The ring was on sale for £145 at The Exchange in Wrexham but the storekeeper agreed to let it go for £100.
“He reckoned it had been there over 12 months,” she said, “but it’s been gone for two years.”
Linda, who lost her job as an admin worker just before Christmas and is living on a tight budget, said she did not know where it might have been.
“I couldn’t just leave it,” she said, so she went to the cash point to get the £100 – though more than the £65 she paid for it originally.
On the way she bumped into police officers who accompanied her back to the store, but they told her she would have to produce photographic evidence that it belonged to her son to get it back.
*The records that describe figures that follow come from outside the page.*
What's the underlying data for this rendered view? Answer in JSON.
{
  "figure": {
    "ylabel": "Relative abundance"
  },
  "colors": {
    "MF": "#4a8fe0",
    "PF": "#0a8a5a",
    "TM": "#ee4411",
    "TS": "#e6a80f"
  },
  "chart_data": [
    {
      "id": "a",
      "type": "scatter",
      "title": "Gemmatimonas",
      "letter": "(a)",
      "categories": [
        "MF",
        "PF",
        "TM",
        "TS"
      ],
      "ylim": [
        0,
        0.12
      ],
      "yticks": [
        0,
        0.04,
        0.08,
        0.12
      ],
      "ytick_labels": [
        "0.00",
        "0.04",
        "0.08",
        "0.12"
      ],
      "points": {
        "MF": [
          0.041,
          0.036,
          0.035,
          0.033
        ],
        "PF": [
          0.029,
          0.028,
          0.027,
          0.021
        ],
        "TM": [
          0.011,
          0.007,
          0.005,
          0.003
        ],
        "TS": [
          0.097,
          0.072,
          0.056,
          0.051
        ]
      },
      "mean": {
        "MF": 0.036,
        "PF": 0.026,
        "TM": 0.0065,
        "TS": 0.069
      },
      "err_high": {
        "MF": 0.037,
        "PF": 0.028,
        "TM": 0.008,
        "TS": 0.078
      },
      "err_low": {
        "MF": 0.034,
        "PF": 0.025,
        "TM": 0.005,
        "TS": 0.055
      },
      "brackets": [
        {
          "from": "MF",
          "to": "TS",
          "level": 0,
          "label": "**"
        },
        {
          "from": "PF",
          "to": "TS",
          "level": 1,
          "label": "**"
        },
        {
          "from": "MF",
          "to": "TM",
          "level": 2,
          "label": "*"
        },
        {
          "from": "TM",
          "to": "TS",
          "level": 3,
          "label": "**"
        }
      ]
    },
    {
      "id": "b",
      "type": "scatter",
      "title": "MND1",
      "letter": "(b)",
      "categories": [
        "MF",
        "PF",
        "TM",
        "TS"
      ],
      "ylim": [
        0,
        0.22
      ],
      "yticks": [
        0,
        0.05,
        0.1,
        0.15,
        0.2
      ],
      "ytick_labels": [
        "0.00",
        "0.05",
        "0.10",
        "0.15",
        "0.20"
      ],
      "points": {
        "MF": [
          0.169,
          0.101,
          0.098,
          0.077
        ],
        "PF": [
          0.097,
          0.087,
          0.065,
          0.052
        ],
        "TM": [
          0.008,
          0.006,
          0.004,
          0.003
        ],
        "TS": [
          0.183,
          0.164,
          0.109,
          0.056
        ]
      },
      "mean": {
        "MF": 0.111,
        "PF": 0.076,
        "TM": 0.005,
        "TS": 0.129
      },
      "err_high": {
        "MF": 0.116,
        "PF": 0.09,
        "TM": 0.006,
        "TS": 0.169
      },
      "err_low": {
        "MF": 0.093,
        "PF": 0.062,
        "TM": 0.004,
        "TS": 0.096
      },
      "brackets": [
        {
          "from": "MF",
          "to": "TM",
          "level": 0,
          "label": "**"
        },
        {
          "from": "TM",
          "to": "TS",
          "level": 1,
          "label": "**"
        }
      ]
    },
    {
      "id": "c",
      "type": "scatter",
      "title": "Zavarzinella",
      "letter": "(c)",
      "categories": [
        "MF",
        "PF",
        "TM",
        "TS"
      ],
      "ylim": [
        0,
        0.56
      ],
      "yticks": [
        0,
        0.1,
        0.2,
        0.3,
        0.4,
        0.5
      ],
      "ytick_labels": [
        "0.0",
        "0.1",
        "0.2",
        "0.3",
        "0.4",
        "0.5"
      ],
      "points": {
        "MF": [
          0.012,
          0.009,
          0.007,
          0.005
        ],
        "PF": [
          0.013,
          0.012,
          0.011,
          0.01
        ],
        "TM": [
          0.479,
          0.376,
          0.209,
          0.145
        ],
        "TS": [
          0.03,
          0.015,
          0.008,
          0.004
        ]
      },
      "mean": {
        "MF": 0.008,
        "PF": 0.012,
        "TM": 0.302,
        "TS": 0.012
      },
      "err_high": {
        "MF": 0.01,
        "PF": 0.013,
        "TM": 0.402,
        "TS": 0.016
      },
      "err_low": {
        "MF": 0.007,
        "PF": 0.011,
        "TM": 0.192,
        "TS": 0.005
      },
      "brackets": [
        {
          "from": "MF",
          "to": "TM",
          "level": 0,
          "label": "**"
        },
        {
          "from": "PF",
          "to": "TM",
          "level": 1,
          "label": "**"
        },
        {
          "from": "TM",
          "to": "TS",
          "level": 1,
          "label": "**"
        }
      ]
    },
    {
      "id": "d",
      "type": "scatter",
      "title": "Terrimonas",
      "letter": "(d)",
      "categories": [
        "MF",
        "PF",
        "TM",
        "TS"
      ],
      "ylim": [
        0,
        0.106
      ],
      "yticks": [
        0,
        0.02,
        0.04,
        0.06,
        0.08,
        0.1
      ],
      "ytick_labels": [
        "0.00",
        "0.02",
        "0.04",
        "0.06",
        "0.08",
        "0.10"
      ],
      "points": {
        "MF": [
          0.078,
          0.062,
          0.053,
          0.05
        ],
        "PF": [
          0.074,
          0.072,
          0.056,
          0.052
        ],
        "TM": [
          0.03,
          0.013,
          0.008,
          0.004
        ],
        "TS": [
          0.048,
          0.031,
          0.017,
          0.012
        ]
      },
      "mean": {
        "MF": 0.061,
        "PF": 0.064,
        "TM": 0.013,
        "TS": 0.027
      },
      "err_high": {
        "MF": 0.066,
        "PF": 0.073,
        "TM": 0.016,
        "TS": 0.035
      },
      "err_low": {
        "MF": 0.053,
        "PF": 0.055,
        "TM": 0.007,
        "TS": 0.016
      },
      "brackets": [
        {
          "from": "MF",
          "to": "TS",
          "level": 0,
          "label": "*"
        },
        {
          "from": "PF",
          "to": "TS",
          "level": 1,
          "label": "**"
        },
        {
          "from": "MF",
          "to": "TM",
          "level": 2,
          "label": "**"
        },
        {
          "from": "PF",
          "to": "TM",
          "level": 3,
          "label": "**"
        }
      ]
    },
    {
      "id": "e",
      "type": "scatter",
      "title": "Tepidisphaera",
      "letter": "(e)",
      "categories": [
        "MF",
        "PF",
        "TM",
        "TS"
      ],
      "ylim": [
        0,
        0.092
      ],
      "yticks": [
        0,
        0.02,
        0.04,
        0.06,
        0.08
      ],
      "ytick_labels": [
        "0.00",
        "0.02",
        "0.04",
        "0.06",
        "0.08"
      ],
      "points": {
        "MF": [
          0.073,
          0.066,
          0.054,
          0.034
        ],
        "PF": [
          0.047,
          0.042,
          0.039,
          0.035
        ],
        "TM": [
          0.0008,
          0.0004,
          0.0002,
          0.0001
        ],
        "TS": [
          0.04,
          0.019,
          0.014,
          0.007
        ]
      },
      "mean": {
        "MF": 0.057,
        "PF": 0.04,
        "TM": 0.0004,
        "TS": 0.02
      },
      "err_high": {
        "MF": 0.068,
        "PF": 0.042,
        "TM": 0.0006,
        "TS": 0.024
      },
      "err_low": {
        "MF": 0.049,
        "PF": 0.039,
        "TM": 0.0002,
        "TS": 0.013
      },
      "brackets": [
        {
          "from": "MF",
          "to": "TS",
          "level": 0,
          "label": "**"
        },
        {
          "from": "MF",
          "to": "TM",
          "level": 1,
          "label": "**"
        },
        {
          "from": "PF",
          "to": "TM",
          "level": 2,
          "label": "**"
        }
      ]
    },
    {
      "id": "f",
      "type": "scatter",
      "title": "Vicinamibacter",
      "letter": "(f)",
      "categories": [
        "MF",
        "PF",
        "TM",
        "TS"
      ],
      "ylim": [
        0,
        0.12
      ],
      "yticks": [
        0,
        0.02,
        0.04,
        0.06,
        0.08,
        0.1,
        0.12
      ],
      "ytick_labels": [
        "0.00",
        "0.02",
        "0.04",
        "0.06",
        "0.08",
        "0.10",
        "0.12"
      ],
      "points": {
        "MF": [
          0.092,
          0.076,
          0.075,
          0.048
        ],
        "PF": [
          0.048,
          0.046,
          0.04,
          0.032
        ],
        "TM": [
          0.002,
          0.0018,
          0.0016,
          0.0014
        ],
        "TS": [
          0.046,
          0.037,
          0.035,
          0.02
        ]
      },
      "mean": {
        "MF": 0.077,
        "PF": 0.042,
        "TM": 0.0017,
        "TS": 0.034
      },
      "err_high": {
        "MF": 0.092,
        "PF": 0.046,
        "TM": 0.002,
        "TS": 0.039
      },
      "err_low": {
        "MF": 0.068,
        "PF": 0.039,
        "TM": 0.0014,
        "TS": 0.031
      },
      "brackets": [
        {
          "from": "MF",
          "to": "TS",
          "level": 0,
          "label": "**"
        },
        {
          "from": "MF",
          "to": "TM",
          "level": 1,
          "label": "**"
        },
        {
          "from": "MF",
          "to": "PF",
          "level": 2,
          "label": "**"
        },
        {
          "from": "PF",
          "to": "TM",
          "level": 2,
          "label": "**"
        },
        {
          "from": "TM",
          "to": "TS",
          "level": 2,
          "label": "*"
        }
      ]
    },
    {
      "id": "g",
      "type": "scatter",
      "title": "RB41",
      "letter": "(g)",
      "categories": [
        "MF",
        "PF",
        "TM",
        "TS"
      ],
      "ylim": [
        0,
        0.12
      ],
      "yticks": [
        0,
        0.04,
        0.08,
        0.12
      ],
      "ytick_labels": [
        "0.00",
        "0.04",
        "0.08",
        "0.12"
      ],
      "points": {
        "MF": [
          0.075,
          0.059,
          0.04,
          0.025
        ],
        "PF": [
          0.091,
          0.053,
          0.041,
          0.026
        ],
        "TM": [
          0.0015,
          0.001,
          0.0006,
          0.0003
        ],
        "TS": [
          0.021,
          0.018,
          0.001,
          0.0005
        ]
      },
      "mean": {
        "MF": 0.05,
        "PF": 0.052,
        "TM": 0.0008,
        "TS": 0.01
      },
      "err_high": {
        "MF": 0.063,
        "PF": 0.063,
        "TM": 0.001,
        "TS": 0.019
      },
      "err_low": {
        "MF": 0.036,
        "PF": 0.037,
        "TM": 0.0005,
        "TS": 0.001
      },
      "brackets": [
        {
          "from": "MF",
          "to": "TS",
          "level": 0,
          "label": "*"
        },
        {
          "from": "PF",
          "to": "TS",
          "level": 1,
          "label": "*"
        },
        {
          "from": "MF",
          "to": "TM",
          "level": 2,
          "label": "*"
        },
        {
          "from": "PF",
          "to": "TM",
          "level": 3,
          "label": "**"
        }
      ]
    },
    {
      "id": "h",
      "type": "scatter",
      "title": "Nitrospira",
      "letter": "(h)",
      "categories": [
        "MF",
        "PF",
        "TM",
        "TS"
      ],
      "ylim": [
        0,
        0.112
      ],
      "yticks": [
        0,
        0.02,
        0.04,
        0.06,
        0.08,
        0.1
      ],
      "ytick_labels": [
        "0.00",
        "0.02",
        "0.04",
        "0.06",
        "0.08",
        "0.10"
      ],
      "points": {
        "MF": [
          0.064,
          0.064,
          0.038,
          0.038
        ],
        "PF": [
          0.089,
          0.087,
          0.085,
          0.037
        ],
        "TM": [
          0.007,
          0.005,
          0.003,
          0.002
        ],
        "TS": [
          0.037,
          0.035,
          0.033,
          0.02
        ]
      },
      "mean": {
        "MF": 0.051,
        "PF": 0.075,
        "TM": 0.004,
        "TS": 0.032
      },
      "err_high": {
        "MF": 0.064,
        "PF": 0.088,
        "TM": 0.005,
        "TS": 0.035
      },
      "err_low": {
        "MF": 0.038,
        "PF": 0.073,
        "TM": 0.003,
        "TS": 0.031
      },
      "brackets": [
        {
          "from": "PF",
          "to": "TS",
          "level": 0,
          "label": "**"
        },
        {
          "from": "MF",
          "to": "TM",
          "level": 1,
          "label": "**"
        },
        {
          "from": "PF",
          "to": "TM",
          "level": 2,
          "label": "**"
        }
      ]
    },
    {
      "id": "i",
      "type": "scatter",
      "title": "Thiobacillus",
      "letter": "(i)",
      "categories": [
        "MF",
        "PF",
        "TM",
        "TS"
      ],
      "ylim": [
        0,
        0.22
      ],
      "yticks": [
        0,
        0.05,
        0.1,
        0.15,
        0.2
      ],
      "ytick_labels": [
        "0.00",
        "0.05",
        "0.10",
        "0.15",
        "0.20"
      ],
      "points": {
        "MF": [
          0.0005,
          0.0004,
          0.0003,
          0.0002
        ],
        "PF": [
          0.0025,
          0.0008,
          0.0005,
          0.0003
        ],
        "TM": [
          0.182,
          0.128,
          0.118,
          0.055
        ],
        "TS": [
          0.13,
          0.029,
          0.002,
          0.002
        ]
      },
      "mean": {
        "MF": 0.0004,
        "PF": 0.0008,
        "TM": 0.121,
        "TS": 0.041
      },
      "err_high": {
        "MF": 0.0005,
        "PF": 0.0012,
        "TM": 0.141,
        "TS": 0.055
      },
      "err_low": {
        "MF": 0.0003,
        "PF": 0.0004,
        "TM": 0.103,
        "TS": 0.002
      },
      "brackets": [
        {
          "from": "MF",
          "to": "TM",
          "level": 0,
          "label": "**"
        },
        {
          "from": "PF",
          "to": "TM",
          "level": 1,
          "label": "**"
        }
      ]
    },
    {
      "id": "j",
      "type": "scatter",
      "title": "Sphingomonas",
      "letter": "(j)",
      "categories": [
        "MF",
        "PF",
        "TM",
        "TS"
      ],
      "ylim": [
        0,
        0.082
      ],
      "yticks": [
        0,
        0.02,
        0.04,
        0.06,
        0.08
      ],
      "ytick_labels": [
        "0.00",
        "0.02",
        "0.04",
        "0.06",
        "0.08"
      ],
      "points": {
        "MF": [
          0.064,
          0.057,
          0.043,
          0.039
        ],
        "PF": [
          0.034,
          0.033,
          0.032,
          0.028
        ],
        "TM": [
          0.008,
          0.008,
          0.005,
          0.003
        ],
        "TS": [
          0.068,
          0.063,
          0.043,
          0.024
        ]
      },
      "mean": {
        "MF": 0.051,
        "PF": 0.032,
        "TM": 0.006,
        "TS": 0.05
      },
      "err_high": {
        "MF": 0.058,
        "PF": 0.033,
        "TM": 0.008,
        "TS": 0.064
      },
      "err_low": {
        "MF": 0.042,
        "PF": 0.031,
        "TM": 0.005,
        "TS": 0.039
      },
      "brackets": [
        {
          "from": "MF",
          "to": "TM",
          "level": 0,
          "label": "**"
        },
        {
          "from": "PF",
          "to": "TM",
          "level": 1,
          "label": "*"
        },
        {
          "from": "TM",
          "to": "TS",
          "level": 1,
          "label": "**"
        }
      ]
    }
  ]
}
“I’m still in shock,” she said. “It’s all’s well that ends well, but I’ve gone through a lot of emotional turmoil with that ring.
“And I want to warn people to make sure they get their valuables marked or at least insured.”
Chris Derbyshire, store manager at The Exchange, said: “We do use every procedure, including a system called CheckMEND, to ensure the items we buy are legitimate and belong to that person.
“If a laptop comes in it’s easy to determine who the owner is as it has a serial number.
“But with a ring we can only treat it as a piece of gold, there is no way to trace its history.
“We do always try to do right by our customers and help them out, but we have to be careful because we lose a lot of money through scams.”